Когда повстречаешься с нею с глазу на глаз, совсем все по-другому выглядит. Ну, да это не предмет для вольного разговора… И все-то еще было впереди.
А тогда в парке мне показалось, что увидал я саму войну.
Знобящий холодок прогнал дремоту. И не вернуть того блаженного покачивания, которое уносит тебя в безоблачные дали, когда ты вне времени, когда казалось: ты слышишь сами голоса жизни и впервые ощутил такую великую, такую гордую и человеческую тоску по бессмертию.
Рядом со мной, довольно посапывая, медленно поворачивается Виктор Чекрыжев. Ложится на спину. Он загорает. Только голова в тени. Кожа у него прозрачно-тонкая. Белесая пленка, схваченная, словно кнопками, пятнами крупных рыжеватых веснушек. Он из Бийска. Это городок где-то на Алтае.

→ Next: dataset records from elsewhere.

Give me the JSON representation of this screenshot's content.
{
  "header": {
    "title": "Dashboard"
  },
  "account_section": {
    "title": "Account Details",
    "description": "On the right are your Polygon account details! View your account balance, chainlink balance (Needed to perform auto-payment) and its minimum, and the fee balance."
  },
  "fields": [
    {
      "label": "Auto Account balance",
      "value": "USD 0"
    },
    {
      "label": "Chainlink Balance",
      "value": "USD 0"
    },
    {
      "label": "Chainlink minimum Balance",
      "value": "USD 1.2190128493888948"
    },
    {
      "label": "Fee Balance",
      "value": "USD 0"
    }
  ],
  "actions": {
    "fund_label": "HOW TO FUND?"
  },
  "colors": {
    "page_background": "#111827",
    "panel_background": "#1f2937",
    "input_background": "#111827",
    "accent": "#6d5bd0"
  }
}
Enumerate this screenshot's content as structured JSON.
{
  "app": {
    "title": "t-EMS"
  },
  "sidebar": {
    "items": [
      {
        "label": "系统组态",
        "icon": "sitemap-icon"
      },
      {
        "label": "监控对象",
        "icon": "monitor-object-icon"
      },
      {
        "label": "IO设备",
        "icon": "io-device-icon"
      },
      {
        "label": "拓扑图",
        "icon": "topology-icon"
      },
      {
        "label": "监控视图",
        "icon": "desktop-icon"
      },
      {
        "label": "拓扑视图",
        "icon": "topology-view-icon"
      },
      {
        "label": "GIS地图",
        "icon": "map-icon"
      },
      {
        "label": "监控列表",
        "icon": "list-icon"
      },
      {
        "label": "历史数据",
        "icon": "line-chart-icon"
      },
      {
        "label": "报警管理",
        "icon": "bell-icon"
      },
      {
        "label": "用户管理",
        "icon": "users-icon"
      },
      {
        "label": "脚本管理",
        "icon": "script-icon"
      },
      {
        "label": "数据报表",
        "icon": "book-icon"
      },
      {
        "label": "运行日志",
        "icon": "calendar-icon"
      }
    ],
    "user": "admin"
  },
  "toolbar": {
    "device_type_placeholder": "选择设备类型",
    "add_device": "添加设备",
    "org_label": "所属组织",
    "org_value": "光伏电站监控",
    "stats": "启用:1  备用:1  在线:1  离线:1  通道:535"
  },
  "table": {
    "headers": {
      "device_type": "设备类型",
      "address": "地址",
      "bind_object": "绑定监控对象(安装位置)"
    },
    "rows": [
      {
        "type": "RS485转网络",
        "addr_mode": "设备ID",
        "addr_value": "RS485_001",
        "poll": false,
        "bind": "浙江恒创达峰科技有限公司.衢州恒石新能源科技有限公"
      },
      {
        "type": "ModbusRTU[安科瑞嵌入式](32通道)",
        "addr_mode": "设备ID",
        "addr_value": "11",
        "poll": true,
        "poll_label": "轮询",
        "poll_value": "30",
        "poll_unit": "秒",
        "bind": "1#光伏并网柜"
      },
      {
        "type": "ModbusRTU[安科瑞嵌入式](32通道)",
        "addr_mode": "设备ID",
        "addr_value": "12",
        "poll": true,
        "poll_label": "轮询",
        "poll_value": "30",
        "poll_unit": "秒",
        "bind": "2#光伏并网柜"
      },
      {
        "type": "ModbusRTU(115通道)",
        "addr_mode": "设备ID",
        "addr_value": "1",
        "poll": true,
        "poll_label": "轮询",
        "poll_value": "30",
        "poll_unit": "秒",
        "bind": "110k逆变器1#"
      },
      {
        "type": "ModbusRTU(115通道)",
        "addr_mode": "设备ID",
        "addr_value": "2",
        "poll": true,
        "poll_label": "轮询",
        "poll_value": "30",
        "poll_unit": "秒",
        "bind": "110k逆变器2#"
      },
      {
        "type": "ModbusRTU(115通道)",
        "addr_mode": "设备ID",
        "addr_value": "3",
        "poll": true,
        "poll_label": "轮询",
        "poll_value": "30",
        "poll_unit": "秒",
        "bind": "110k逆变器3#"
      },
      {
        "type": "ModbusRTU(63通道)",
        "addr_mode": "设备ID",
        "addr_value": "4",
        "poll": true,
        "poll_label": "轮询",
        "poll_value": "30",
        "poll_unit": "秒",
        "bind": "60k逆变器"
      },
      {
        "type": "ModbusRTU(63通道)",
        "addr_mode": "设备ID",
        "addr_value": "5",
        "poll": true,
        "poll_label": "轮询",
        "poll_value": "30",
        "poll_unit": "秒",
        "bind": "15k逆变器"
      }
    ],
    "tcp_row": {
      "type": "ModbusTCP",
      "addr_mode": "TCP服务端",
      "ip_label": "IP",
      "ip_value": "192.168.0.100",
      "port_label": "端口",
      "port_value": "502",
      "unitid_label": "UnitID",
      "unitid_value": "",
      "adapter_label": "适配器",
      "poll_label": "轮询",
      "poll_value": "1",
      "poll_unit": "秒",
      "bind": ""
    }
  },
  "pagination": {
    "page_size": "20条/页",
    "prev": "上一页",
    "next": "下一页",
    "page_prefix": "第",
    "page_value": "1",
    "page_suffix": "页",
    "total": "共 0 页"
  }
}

Босые ступни блаженно шевелятся. Дальше — кавалерийские галифе, обшитые вытершейся побуревшей кожей, — он их почему-то не снял. Эти штаны уже стали легендой. В них Виктор поступал в институт. О нем поначалу так и говорили: «Этот, в кожаных галифе!..»
Я его первый раз увидел возле доски объявлений, у списков зачисленных на первый курс.
…Вокруг него толкаются, шумят, радостно переговариваются или тихонько отходят — те молчаливые, притихшие, не прошедшие по конкурсу, чтобы навсегда уйти из этого, уже привычного коридора, из этого здания, от мимолетных друзей, приобретенных за месяц экзаменационных волнений и передряг, — а он стоит прикованно возле доски со списками. Курносый, рыжеватый, кряжистый, в своих необыкновенных галифе, в стареньких сапогах со стоптанными каблуками, в застиранной белесой рубашке, похожей на солдатскую гимнастерку, и смотрит на длинные листы с темной рябью выпечатанных фамилий.
Его попытался было потеснить длинный детина. Холеный, ухоженный, в нарядном светло-сером костюме, в праздничном скрипучем блеске новых туфель, он держался как-то по-особенному уверенно и свободно.
— Дружо-ок, ты уже все вы-ысмотрел?.. — сказал он, слегка грассируя и растягивая слова. И худой узкой рукой он чуть нажал на плечо Виктора.
Виктор, не оглядываясь, раздвинул локти, подал непрошеного собеседника назад и лишь затем медленно повернулся. Они стали друг против друга.
— Убери руку, — бормотнул Виктор.
Длинный отстранился, оглядел Виктора, и едва приметная улыбка тронула его губы. Многое означала эта улыбка…
Виктор прочно стоял против «дружка» с тем жестко-собранным, настороженным лицом, которое не обещало ничего хорошего и которое, помимо прочего, означало готовность ревниво отстаивать и защищать все свои права.
Длинный со снисходительной улыбочкой отступил еще на шаг и стал пробираться к спискам с другой стороны. Виктор оглянулся на доску, вздохнул почему-то, вскинул голову и пошел к выходу с тем победительным, гордым выражением, которое бывало у человека, одержавшего важный успех в жизни и обязанного этим успехом одному себе.